Priyanca Radhakrishnan – 

New Zealand has an international reputation for fairness.

The adage of giving everyone a fair go is one that resonates strongly with us.

Given our claim to fair-mindedness, it was extremely disappointing that the government deported a group of Indian international students who are themselves victims of fraud.

These students paid large sums of money to study here.

They were granted valid student visas.

Those who had to work did so lawfully.

Many aspired of travelling around New Zealand and experience the stunning natural beauty for which New Zealand is world famous.

Fear of punishment

Instead, for over nine months, they lived in fear of punishment for something that they did not deserve.

Immigration New Zealand (INZ) found out that some education agents in India had committed fraud and it is the students who paid the price.

Some people have said that they do not believe that the students are innocent.

Frankly, that should not matter.

INZ should be able to prove that the students acted unlawfully themselves or knew that their agents were committing fraud.

When we serve deportation notices, we should not base such decisions on feelings, but on hard evidence – and there did not appear to be any.

Labour Party Leader Andrew Little met the students concerned many times.

At their behest, he looked through their documentation.
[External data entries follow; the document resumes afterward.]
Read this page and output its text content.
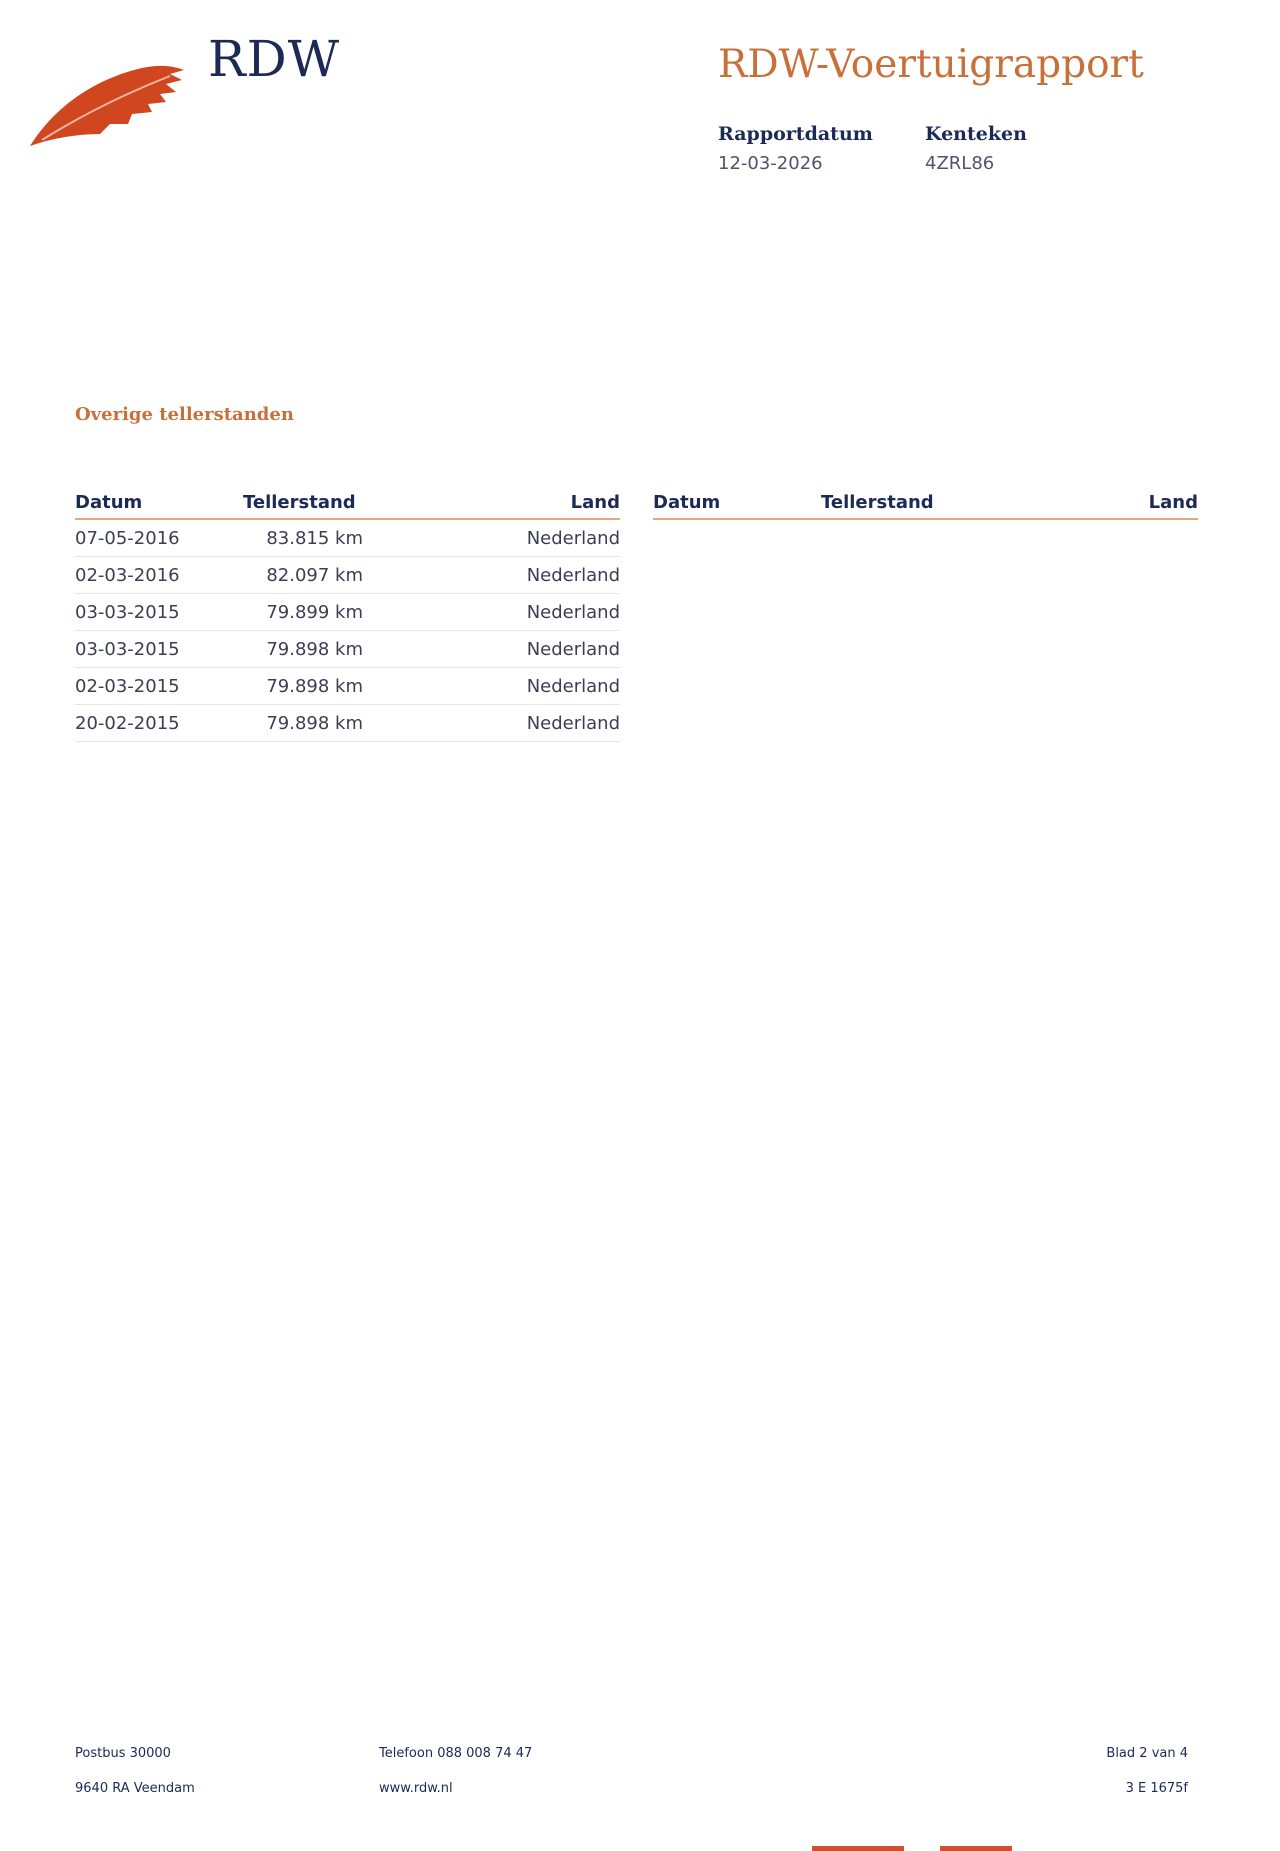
RDW	RDW-Voertuigrapport
Rapportdatum
12-03-2026
Kenteken
4ZRL86
Overige tellerstanden
Datum	Tellerstand	Land
07-05-2016	83.815 km	Nederland
02-03-2016	82.097 km	Nederland
03-03-2015	79.899 km	Nederland
03-03-2015	79.898 km	Nederland
02-03-2015	79.898 km	Nederland
20-02-2015	79.898 km	Nederland
Datum	Tellerstand	Land
Postbus 30000
9640 RA Veendam
Telefoon 088 008 74 47
www.rdw.nl
Blad 2 van 4
3 E 1675f
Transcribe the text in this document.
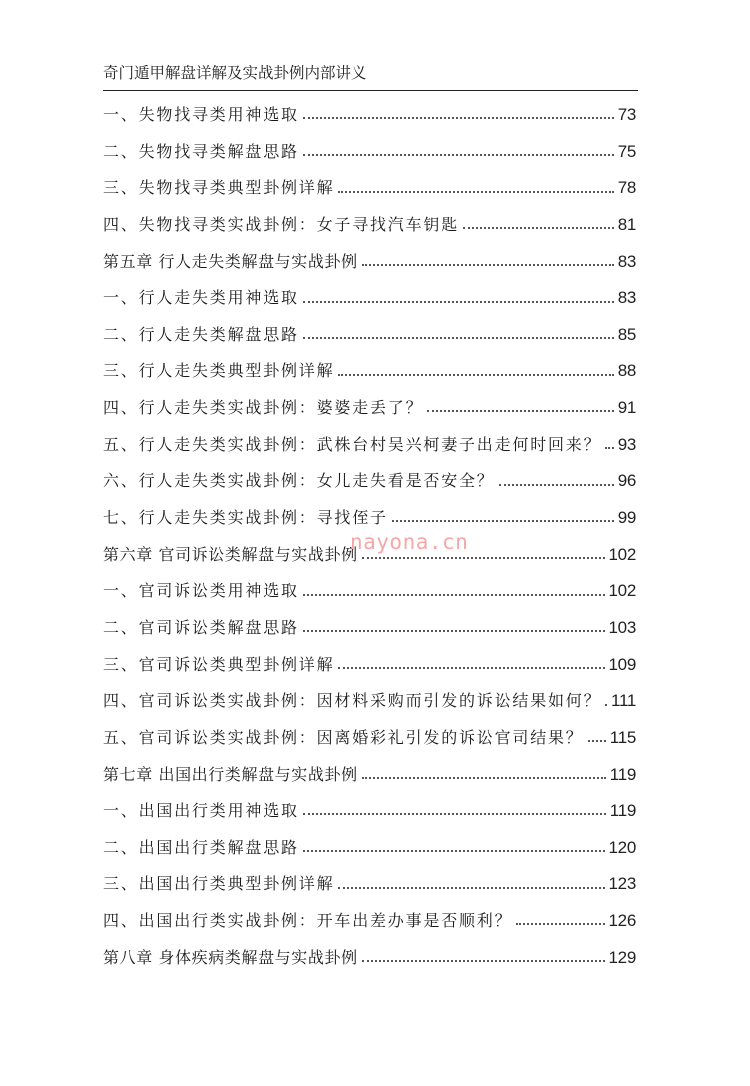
奇门遁甲解盘详解及实战卦例内部讲义
一、失物找寻类用神选取	73
二、失物找寻类解盘思路	75
三、失物找寻类典型卦例详解	78
四、失物找寻类实战卦例：女子寻找汽车钥匙	81
第五章 行人走失类解盘与实战卦例	83
一、行人走失类用神选取	83
二、行人走失类解盘思路	85
三、行人走失类典型卦例详解	88
四、行人走失类实战卦例：婆婆走丢了？	91
五、行人走失类实战卦例：武株台村吴兴柯妻子出走何时回来？ 93
六、行人走失类实战卦例：女儿走失看是否安全？	96
七、行人走失类实战卦例：寻找侄子	99
第六章 官司诉讼类解盘与实战卦例	102
一、官司诉讼类用神选取	102
二、官司诉讼类解盘思路	103
三、官司诉讼类典型卦例详解	109
四、官司诉讼类实战卦例：因材料采购而引发的诉讼结果如何？ 111
五、官司诉讼类实战卦例：因离婚彩礼引发的诉讼官司结果？ 115
第七章 出国出行类解盘与实战卦例	119
一、出国出行类用神选取	119
二、出国出行类解盘思路	120
三、出国出行类典型卦例详解	123
四、出国出行类实战卦例：开车出差办事是否顺利？	126
第八章 身体疾病类解盘与实战卦例	129
nayona.cn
I have also met with and spoken to them many times.

The students told me that they had filled in their name and personal details. Then they gave their passport and supporting documentation to the agent who dealt with the application from them on. The agent then swapped the students’ bank documentation for falsified documents.

The students only found out about this after INZ did so.

Personal experience

On February 18, 2017, I spoke at a farewell event that was held at the Unitarian Church where the students were seeking symbolic sanctuary.

It was an event for them to thank people for their support and bid them farewell.

Su’a William Sio, Labour’s Member of Parliament elected from Mangere and I spoke on behalf of the Labour Party.

I said that I understood how their story could be true because one of my family members did something quite similar.

Some years back, I got a call from INZ in India regarding a Visitor Visa application by a family member (let’s call her Maya), who was visiting New Zealand. The Immigration official wanted my bank details to show that I could support Maya during her visit.

That was not the understanding as Maya had more funds than I did!

When I dug deeper, I discovered that Maya had signed the visa application form and filled her personal details.

She then handed the supporting documentation, fee and passport to the travel agent who was trusted (and paid) to complete the remaining paperwork on Maya’s behalf.

Sounds familiar? Maya had no need to do this – she speaks fluent English, has a Master’s degree and had lived abroad for 30 years.

Differing norms

However, that was the norm in India – that was what everyone did – and she was lulled into complacency and paying for a service she trusted.

We must understand that contexts can be very different.

What is not the norm in New Zealand may well be the norm elsewhere.

That is why we do not judge others by our own experiences and contexts – we need to understand theirs.

That is also why we should make deportation decisions based on facts and not preconceived notions.

Deporting these students was a cruel, arbitrary decision made by a government that views international students as commodities.

Everyone who comes to New Zealand deserves to be treated with respect.

Priyanca Radhakrishnan is a voracious reader, champions social and community causes and is a strong advocate of ethnic and gender diversity in corporate governance and in public life. She is a Member of the Labour Party Policy Council and lives in Auckland. She is Labour Party’s candidate at the Maungakiekie constituency in the general elections to be held on September 23, 2017.